2022
Author(s): Okoko AN
Floods affect the human security conditions of floodplain residents. The aim of this paper is to explore how residents of the Tana River Delta in Kenya become flood insecure. This paper utilises assemblage theory, particularly the principles of rhizomatic multiplicity to explain the concept of becoming flood insecure. It combines these rhizomatic multiplicity principles with disruptions to the pillars of human security which are becoming afraid, becoming wanting and becoming undignified and their composite conditions of human insecurity to create an analytical framework with which to understand becoming flood insecure. The study sources its data from Focus Group Discussions in 10 sampled villages in the Tana River Delta.
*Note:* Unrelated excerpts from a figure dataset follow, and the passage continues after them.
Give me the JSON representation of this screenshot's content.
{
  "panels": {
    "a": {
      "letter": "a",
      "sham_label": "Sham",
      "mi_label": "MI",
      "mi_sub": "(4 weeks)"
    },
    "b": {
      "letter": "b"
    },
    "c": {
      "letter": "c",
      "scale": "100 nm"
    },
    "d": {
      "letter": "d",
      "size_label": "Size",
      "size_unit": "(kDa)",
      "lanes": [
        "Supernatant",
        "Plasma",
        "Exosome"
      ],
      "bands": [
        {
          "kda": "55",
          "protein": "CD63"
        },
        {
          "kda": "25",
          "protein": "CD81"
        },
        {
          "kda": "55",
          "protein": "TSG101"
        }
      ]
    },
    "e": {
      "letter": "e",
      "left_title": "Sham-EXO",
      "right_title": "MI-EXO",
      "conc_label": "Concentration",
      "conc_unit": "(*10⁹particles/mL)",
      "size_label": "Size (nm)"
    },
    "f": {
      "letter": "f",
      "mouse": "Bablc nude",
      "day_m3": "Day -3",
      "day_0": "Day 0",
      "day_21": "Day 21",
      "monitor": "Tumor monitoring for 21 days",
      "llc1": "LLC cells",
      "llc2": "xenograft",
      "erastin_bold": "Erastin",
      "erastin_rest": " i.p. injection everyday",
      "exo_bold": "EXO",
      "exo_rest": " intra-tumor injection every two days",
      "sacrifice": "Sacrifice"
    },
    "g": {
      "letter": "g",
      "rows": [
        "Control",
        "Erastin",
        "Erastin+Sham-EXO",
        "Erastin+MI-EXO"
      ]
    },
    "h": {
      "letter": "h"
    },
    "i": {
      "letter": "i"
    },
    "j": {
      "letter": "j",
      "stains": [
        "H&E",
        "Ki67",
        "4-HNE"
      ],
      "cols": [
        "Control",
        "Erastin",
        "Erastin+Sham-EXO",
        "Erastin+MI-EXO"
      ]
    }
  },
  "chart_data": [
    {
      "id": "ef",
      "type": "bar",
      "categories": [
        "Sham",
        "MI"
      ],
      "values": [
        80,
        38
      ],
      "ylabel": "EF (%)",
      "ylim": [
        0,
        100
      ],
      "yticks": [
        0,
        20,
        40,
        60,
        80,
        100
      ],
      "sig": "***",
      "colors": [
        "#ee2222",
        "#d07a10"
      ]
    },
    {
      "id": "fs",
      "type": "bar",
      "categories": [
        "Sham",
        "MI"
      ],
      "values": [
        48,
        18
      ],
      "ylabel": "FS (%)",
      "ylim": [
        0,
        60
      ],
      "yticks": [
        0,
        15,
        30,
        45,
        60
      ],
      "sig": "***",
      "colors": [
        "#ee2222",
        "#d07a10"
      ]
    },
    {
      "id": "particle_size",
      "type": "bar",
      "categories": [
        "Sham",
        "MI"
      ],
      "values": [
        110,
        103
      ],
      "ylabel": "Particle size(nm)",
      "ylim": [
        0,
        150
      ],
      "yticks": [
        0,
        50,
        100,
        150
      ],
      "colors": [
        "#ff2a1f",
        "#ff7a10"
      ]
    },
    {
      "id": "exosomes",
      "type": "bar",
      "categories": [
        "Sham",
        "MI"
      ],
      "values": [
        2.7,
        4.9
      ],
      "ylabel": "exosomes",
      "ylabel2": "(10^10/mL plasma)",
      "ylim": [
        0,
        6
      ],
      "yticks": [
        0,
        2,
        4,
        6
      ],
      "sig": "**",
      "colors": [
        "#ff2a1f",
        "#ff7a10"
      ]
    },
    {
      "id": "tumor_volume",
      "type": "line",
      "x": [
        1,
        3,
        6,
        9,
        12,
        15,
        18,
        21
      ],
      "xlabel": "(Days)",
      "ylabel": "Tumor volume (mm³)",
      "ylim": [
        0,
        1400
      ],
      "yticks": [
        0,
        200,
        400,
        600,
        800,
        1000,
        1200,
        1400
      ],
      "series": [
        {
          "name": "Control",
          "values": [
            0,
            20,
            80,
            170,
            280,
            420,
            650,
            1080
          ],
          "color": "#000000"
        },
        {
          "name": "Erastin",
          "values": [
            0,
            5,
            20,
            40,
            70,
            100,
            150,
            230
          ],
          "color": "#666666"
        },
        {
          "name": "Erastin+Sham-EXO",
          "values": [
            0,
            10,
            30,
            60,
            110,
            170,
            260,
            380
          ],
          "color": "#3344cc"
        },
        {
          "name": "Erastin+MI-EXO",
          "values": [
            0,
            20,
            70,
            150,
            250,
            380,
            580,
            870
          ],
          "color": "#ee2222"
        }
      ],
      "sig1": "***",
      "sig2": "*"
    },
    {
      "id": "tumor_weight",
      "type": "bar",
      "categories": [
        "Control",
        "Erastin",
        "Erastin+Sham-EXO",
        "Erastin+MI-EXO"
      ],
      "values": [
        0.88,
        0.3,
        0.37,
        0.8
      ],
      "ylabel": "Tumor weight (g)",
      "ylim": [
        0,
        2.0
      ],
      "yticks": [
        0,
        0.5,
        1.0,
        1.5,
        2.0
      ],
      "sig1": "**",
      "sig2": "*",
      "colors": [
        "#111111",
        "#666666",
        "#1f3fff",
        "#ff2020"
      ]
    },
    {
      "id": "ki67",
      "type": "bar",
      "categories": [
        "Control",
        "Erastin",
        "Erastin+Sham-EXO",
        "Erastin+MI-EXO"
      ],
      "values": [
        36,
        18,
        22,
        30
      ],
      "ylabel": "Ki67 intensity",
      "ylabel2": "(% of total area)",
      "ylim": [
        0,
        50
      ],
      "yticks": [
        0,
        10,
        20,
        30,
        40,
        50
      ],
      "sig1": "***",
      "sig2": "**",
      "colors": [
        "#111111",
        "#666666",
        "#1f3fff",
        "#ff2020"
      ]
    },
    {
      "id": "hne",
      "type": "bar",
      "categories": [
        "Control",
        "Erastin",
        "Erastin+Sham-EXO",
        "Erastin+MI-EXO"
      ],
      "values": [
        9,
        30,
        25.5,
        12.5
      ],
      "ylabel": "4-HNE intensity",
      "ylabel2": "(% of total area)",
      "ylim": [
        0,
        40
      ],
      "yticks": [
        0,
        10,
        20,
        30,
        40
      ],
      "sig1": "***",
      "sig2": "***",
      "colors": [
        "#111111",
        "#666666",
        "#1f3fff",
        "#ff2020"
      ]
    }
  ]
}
The results reveal that becoming flood insecure is a rhizomatic multiplicity and that the pillars and conditions of human security that comprise it are heterogenous and interconnected. The results reveal the conditions of human insecurity in the Tana River Delta as personal, food, water, fuel, housing, health, environment, and political. They also reveal that while children become more flood insecure, they are also the most adaptive. Additionally, the results show that there are transitory conditions of human insecurity, food, housing health, to which people attempt to find local solutions and redundant conditions of human insecurity, political, health, water, personal and environment, to which people cannot find local solutions and public action is required.